I ran across a typing situation while attempting to invoke a specific method overload, and now I'm curious: why does the following not induce a compilation error?

var a = (Task<Task>) (Task) null; // fine.
var b = (Func<Task<Task>>) (Func<Task>) null; // fine.
var c = (Task<Task<Task>>) (Task<Task>) null; // compilation error.

I would expect all of these examples to fail.

Error from the third line ( c ): Cannot cast expression of type 'System.Threading.Tasks.Task<System.Threading.Tasks.Task>' to type 'Task<Task<Task>>'

Task<T> derives from Task .

Your first line is sort of like doing (int) (object) 1 , which is perfectly legal because everything (including int ) derives from Object .

Your second line is the same thing with contravariance in action.

The third line fails because the T parameter of Task<T> is not set up for covariance (and indeed, it cannot be because Task<T> is a class, not an interface or delegate). It works for Func<TResult> because Func<TResult> is set up for covariance (ie, it's declared as Func<out TResult> ). Tasks may have been designed to disallow this on purposes, or they forgot to do it.
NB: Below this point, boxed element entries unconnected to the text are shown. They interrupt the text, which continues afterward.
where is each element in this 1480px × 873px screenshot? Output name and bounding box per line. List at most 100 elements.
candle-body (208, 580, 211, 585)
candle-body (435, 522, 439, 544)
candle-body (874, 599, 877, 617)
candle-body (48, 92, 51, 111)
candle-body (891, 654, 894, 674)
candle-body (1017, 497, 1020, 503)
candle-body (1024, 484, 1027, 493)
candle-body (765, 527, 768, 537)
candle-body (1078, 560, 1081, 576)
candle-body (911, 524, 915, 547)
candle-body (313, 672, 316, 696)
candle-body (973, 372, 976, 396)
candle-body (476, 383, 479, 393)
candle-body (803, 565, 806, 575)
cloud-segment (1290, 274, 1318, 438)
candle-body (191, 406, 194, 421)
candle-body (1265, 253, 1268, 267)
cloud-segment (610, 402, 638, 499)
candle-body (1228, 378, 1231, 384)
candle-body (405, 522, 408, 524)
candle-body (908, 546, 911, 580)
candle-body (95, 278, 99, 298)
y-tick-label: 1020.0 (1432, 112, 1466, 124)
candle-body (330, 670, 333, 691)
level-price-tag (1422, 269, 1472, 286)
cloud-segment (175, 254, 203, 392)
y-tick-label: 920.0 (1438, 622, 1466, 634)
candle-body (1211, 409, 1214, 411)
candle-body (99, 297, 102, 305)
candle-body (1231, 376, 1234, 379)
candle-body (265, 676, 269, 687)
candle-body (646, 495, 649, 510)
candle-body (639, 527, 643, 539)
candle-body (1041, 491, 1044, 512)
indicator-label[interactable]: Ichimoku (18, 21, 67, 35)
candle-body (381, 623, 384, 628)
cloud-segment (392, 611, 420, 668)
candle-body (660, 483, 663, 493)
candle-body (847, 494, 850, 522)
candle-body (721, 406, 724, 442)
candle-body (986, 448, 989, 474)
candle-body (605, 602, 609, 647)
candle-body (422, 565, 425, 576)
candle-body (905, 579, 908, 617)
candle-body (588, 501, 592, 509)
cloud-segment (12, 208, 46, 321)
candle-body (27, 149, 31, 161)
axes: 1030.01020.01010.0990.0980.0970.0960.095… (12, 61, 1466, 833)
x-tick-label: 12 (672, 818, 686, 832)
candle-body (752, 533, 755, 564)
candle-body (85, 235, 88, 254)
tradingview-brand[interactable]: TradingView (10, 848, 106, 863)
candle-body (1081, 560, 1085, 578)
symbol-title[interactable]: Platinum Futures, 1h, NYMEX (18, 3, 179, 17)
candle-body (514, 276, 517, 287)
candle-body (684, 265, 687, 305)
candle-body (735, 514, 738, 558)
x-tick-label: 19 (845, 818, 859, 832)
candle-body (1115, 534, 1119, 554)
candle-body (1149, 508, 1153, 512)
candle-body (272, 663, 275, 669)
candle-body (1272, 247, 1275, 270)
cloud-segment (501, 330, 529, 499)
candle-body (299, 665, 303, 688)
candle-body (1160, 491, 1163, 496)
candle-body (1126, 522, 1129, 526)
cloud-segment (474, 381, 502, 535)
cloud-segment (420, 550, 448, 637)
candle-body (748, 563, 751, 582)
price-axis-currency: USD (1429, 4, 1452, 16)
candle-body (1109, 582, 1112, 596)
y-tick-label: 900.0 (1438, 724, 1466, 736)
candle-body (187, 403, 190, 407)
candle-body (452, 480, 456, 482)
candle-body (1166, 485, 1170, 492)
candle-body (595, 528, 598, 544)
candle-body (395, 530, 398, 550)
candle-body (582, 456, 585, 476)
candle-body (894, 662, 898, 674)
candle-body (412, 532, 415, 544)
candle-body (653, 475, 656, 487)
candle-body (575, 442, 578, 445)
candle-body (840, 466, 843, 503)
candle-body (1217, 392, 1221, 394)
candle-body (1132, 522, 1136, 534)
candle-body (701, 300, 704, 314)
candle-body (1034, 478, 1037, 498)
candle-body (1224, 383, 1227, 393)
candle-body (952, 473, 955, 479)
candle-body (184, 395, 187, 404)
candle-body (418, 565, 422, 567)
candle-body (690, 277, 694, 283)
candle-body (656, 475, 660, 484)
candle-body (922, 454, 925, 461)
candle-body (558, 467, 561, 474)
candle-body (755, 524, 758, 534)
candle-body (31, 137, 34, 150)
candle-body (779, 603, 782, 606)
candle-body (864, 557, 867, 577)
This is an extrapolation of Michael's answer :

For a : Task<T> derives from Task , so this is OK.

For b : Func is a delegate with covariance, and therefore is implicitly converting Task to Task<T> on our behalf. Func is unaltered, and therefore this is OK.

For c : Task cannot use covariant type arguments since it is a class, and Task<Task<T>> does not derive from Task<T> , therefore this is NOT OK.